Healthcare announcements at GTC
- Ultrarapid nanopore analysis pipeline (UNAP) is a new DNA sequencing platform that runs on a single DGX A100 to reduce the compute cost for sequencing a whole genome from $568 to $183. It recently helped set the world record for sequencing an entire genome in four hours and ten minutes.
- Support for four startups developing AI transformers for decision-making, therapeutics and drug discovery using the fastest supercomputers in the UK. Transformers help teams analyze unlabeled data, representing the bulk of medical data.
- Early access to Megamolbart, a new training framework and generative model for chemistry developed in partnership with Astrazeneca. a natural language processing (NLP) model that reads the text format of chemical compounds and uses AI to generate new molecules. The transformer chemistry model can train chemical language models with over 1 billion parameters using the Nvidia Nemo Megatron framework.
- A new domain-specific NLP model from Janssen built on Biomegatron improves adverse pharmaceutical event detection by 12%, for a total detection rate of 88%.
- SynGatorTron, the world’s largest clinical language model generation tool, in partnership with the University of Florida. It automates synthetic data creation of healthcare data to improve AI models while protecting privacy. It could be used to create digital twins for patient records as a control group in clinical trials. A complementary GatorTron model can also enhance medical chatbots, biomedical research, clinical trial matching and medical event detection.
- Nvidia Clara Holoscan MGC, a reference design for a real-time medical-grade AI computing platform scheduled for early access in Q1 2023. It promises to industrialize AI development and comes with a 10-year software stack support agreement. Early hardware partners include ADLINK, Advantech, Dedicated Computing, Kontron, Leadtek, MBX Systems, Onyx Healthcare, Portwell, Prodrive Technologies, RYOYO Electro and Yuan High-Tech.

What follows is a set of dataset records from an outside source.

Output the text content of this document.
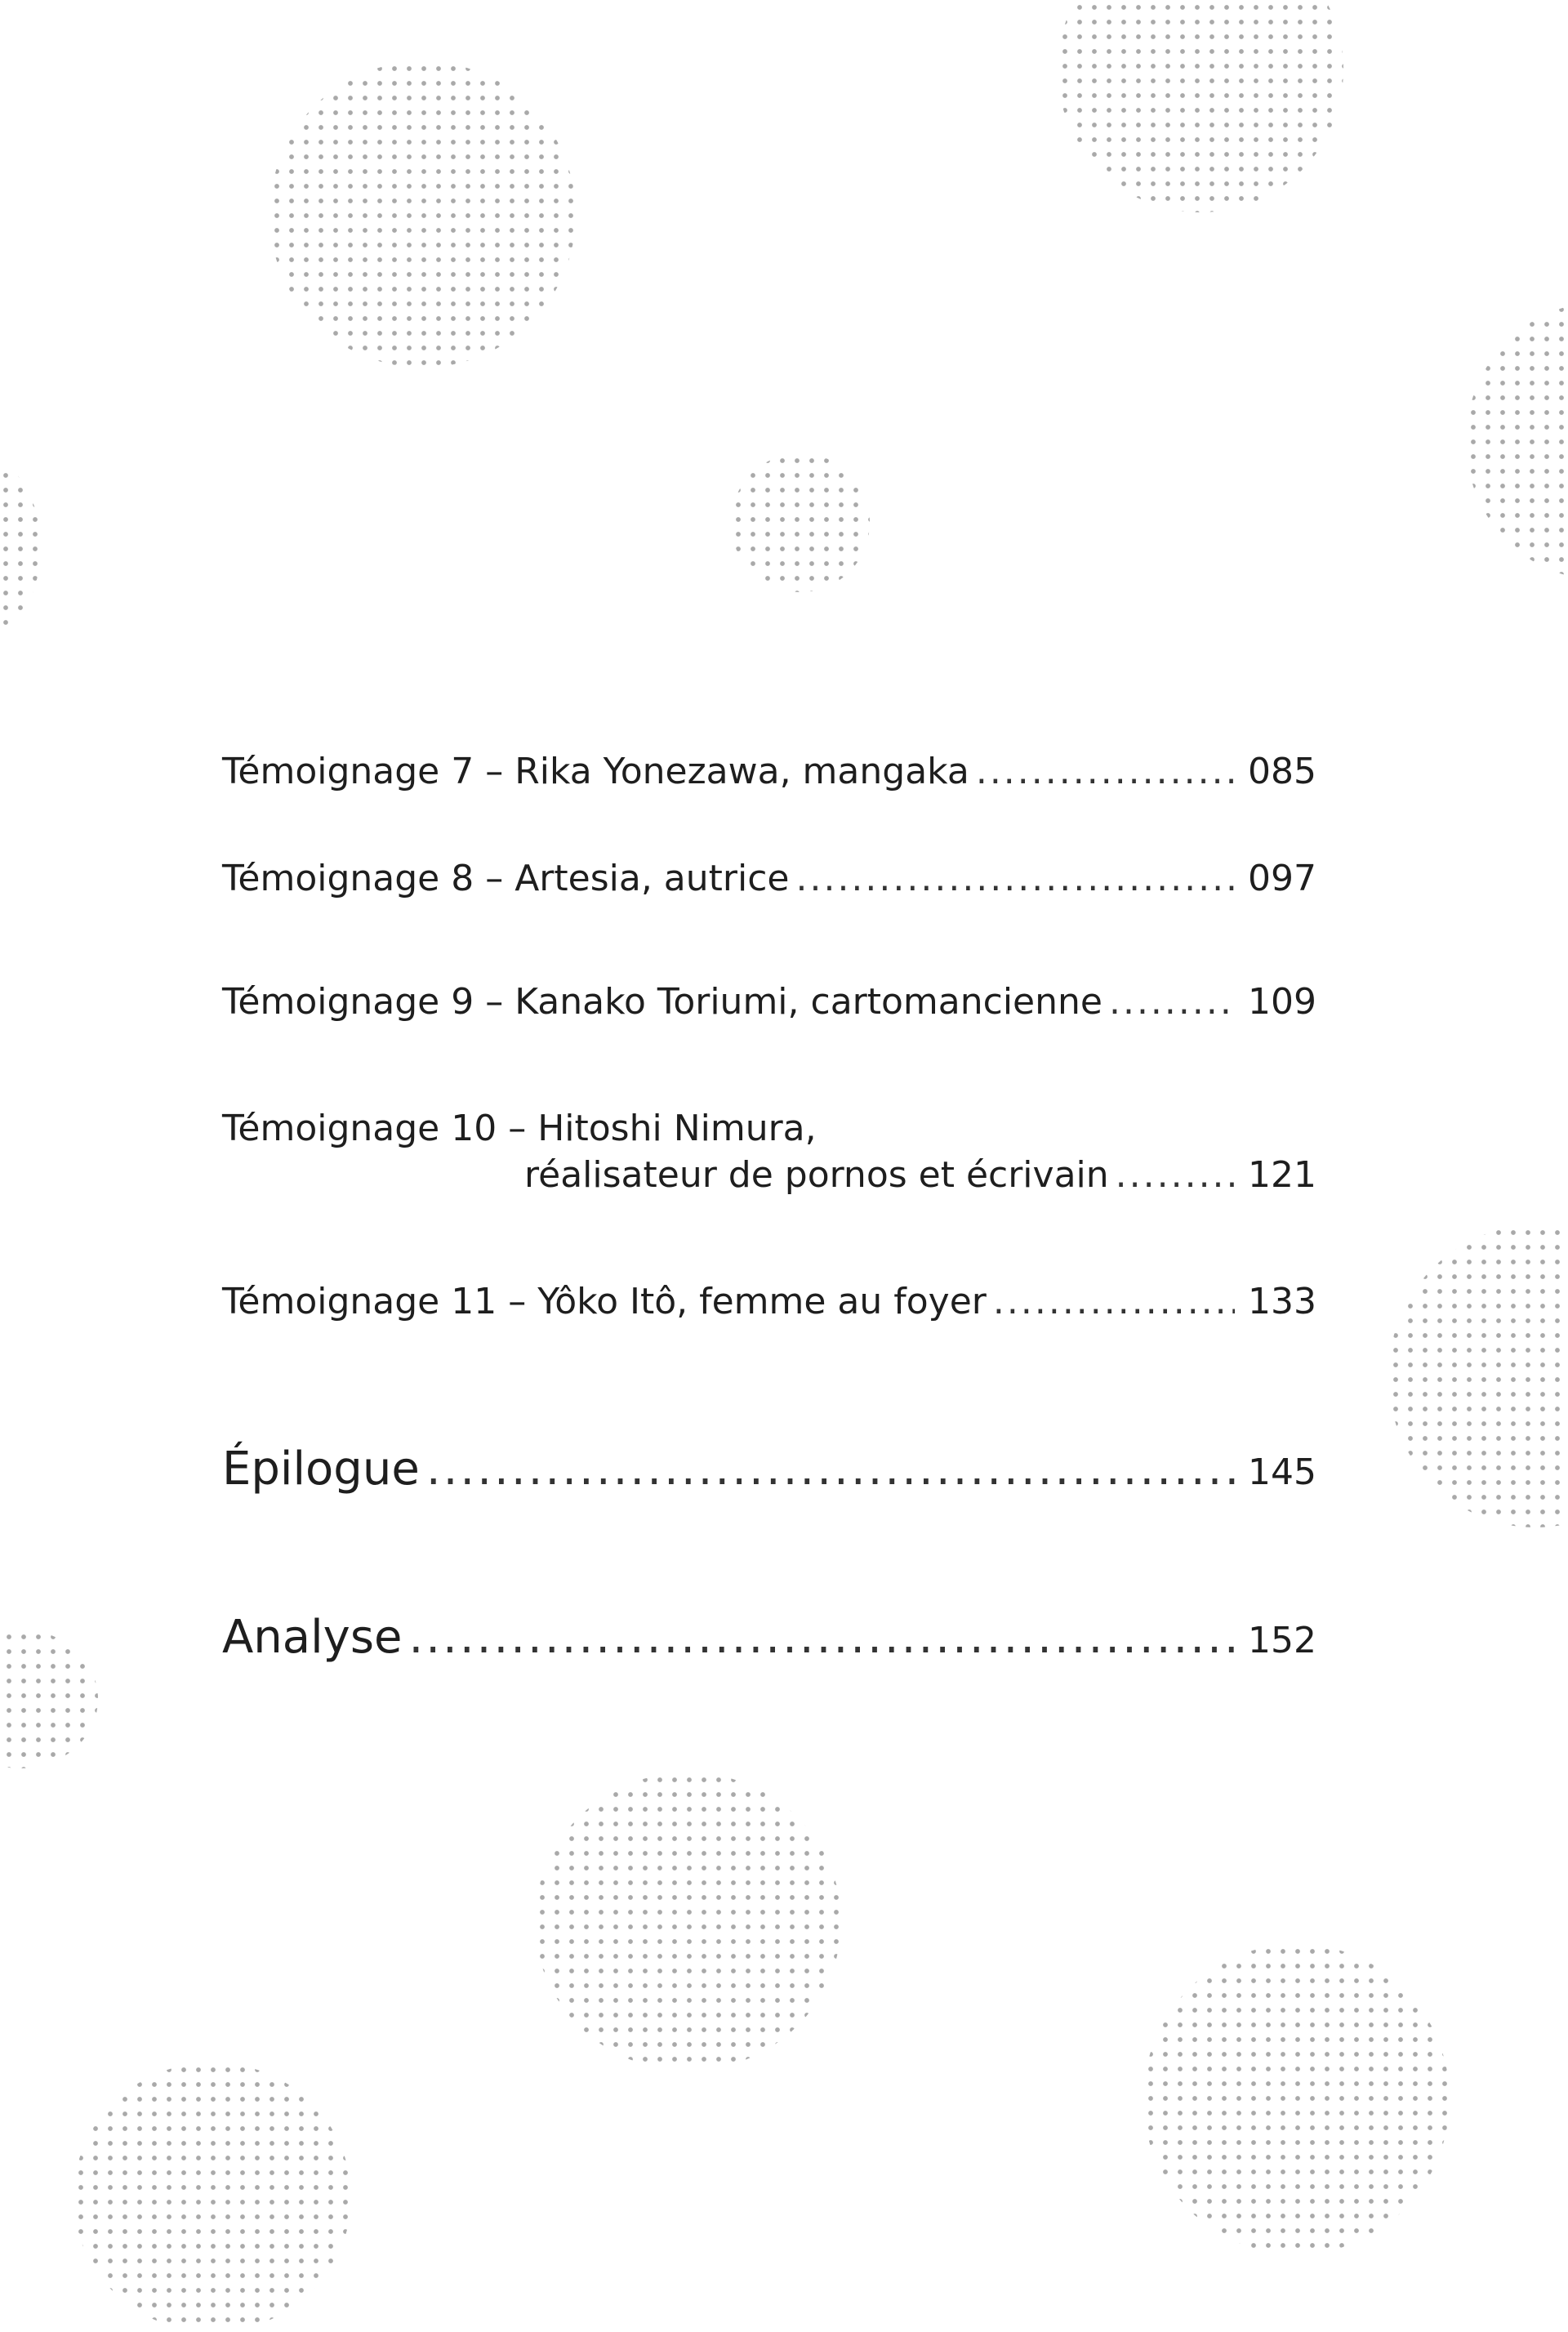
Témoignage 7 – Rika Yonezawa, mangaka .....	085
Témoignage 8 – Artesia, autrice .....	097
Témoignage 9 – Kanako Toriumi, cartomancienne .....	109
Témoignage 10 – Hitoshi Nimura,
réalisateur de pornos et écrivain .....	121
Témoignage 11 – Yôko Itô, femme au foyer .....	133
Épilogue .....	145
Analyse .....	152
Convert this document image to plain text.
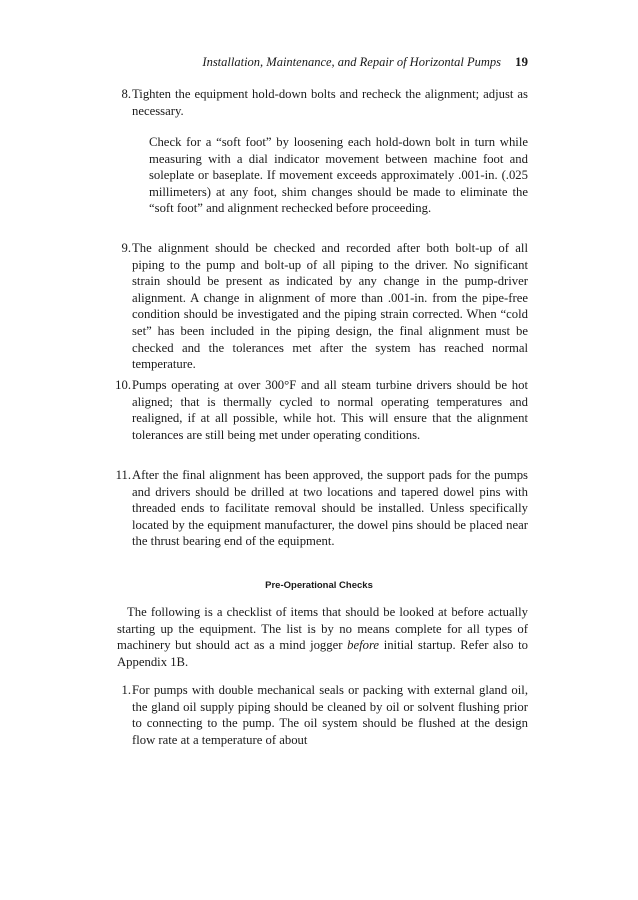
Installation, Maintenance, and Repair of Horizontal Pumps 19
8. Tighten the equipment hold-down bolts and recheck the alignment; adjust as necessary.

Check for a “soft foot” by loosening each hold-down bolt in turn while measuring with a dial indicator movement between machine foot and soleplate or baseplate. If movement exceeds approximately .001-in. (.025 millimeters) at any foot, shim changes should be made to eliminate the “soft foot” and alignment rechecked before proceeding.

9. The alignment should be checked and recorded after both bolt-up of all piping to the pump and bolt-up of all piping to the driver. No significant strain should be present as indicated by any change in the pump-driver alignment. A change in alignment of more than .001-in. from the pipe-free condition should be investigated and the piping strain corrected. When “cold set” has been included in the piping design, the final alignment must be checked and the tolerances met after the system has reached normal temperature.
10. Pumps operating at over 300°F and all steam turbine drivers should be hot aligned; that is thermally cycled to normal operating temperatures and realigned, if at all possible, while hot. This will ensure that the alignment tolerances are still being met under operating conditions.
11. After the final alignment has been approved, the support pads for the pumps and drivers should be drilled at two locations and tapered dowel pins with threaded ends to facilitate removal should be installed. Unless specifically located by the equipment manufacturer, the dowel pins should be placed near the thrust bearing end of the equipment.
Pre-Operational Checks

The following is a checklist of items that should be looked at before actually starting up the equipment. The list is by no means complete for all types of machinery but should act as a mind jogger before initial startup. Refer also to Appendix 1B.

1. For pumps with double mechanical seals or packing with external gland oil, the gland oil supply piping should be cleaned by oil or solvent flushing prior to connecting to the pump. The oil system should be flushed at the design flow rate at a temperature of about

Powering new business models
Powell expects that current breakthroughs in synthetic data generation and improved modeling tools will also help bring digital twins to healthcare. For example, past work done with the Cambridge One supercomputer helped the King’s College London generate synthetic brains. This allowed them to test new algorithms and represent populations in different ways.
Healthcare could also adopt business models similar to those that innovators like Tesla have brought to the automobile industry with SaaS offerings for autonomous driving. In the traditional model, car companies would sell a car and make all their money from the direct sale of the vehicle. Tesla came along with a new programmable AI computing platform that continuously updates new features and improves over time.
Similarly, healthcare companies could develop innovative new enhancements to existing tools like MRI scanners or endoscopy robots that improve medical procedures and clinical workflows. Powell said, “We need these capabilities to be married with the new devices. The additional cost to build these is tiny compared to the economics of the services you can build on top of it.”
Powell predicts that the current work on weaving digital twins into healthcare AI workflows is only the beginning of at least a ten-year journey. And beyond that, it will become a critical part of AI and product development in healthcare.
“It will be synonymous with how AI is so pervasive in everything we do today. Digital twins will be pervasive in everything we do across every industry across the next decade,” Powell said.